ÖZET : ( ..Muvazaa iki şekilde olabilir: a ) taraflar herhangi bir akit yapmak istemezler, fakat görünüşte belli bir akit yapmak üzere irade bildiriminde bulunurlar ki bu akit hükümsüzdür; b ) taraflar gerçekten belli bir akit yapmak isterler ve yaparlar, fakat bu gerçek akti saklamak amaciyle başka bir akit yapmak istemiyormuş gibi ayrıca irade bildiriminde bulunurlar ki, görünüşte yapılan akit geçerli olmaz, esas akit, kural olarak geçerli olur.
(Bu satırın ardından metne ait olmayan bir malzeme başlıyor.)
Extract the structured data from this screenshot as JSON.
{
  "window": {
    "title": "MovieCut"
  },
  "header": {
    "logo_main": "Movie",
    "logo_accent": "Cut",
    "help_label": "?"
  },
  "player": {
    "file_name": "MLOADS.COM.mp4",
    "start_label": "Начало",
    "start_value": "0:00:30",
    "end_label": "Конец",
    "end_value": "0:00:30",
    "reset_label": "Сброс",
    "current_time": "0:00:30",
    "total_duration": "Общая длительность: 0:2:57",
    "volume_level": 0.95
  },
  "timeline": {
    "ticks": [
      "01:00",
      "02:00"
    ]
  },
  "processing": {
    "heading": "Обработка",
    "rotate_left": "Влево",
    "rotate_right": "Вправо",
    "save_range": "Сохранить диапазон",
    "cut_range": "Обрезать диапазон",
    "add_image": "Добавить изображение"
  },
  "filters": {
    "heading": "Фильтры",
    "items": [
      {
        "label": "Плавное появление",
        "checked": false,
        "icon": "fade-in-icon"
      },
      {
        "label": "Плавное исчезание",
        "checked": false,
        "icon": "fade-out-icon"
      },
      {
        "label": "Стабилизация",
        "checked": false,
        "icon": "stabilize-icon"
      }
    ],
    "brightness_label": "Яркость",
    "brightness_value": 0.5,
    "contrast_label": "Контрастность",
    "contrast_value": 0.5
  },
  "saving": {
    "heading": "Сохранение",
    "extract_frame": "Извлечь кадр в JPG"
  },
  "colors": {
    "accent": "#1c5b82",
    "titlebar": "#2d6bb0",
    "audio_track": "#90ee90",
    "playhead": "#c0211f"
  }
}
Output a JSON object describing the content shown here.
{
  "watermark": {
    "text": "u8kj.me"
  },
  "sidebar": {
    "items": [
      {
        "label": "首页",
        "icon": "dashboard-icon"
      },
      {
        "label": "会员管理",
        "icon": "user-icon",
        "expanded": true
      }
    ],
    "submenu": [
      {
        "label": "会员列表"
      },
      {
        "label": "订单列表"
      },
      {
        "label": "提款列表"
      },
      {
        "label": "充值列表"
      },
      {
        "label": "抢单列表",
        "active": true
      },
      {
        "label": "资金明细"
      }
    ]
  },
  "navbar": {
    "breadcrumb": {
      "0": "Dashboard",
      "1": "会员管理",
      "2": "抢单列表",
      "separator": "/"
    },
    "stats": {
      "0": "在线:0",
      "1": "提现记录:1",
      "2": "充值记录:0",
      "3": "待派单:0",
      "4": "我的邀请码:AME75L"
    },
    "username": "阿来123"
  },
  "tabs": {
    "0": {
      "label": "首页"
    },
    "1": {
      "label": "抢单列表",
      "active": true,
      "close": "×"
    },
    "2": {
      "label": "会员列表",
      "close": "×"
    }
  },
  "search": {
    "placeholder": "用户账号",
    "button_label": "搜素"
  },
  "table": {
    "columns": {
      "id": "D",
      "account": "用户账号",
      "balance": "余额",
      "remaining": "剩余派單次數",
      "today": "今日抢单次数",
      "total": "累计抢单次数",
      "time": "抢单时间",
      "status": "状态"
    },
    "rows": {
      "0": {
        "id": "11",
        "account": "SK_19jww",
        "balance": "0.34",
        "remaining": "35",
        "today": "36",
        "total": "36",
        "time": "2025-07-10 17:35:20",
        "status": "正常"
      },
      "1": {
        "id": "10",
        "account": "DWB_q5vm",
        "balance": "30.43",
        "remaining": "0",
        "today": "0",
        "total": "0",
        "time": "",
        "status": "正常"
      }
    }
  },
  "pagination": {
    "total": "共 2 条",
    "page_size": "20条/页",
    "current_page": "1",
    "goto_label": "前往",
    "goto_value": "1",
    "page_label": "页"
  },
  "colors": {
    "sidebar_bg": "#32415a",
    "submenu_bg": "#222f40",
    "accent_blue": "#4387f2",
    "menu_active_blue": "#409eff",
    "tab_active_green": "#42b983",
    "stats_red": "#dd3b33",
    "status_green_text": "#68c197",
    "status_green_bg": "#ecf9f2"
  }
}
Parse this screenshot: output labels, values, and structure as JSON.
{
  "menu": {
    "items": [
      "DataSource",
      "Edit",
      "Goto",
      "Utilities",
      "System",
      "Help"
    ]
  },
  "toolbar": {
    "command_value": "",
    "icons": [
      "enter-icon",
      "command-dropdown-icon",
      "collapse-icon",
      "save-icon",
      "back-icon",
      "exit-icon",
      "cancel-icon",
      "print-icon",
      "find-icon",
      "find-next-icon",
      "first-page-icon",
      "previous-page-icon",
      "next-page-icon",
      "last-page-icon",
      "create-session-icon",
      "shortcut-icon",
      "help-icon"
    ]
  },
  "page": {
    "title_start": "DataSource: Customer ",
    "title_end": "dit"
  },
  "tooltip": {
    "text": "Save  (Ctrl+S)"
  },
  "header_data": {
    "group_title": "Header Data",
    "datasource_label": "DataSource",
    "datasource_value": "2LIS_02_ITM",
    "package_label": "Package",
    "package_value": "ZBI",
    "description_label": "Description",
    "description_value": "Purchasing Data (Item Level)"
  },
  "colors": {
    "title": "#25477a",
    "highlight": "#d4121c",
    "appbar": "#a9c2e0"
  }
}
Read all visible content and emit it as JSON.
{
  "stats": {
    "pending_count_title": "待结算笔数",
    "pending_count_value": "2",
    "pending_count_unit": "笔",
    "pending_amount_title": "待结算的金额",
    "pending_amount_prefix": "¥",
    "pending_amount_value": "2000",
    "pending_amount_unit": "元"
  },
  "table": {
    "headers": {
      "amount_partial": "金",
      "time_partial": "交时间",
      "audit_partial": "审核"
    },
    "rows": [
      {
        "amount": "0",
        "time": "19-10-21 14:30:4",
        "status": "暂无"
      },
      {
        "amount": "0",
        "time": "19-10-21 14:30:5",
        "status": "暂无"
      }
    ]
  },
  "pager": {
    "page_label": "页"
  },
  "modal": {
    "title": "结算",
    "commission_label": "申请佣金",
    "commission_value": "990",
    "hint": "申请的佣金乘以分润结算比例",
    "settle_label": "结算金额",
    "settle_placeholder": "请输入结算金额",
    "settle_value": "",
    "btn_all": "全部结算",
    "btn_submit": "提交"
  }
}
Gerçekten yapılmak istenen akit şekle bağlı bir akit ise, bu akit dahi hükümsüzdür.
3. Muvazaa ilişkin hukuki esaslar, yalnız akitlerle değil bir tek kimsenin irade bildirimiyle meydana gelen tek taraflı hukuki işlemlerde dahi uygulanır.
4. Bir senedin, bir akte veya tek taraflı işleme ilişkin sayılmasında gözönünde tutulacak esas, ondaki yazıların anlamıdır.
5. Muvazaa sebebiyle miras bırakının borçlanmasının hükümsüzlüğünün tesbiti davasını açmakta borçtan müteselsil olarak sorumlu bulunan her mirasçının hukuki yararı vardır.
6. Miras bırakan tarafından muvazaa yoluyla, davacıdan mal kaçırmak üzere senet düzenlenmesi halinde, davacının tanık dinletme isteği kabul olunur.

Alıntı:
YARGITAY

HUKUK GENEL KURULU

E. 1988/1-543

K. 1988/861

T. 2.11.1988

• TAPU İPTALİ VE TESCİL ( Muvazaa )

• MUVAZAA ( Tapu İptali ve Tescil )

• KADASTRO

• KADASTRO TEKNİSYENİ HUZURUNDA TAPULU TAŞINMAZIN ZİLYEDİ ADINA TESBİTİNE MUVAFAKAT ( Tenkis Davası )

• TENKİS DAVASI ( Kadastro Teknisyeni Huzurunda Tapulu Taşınmazın Zilyedi Adına Tesbitine Muvafakat )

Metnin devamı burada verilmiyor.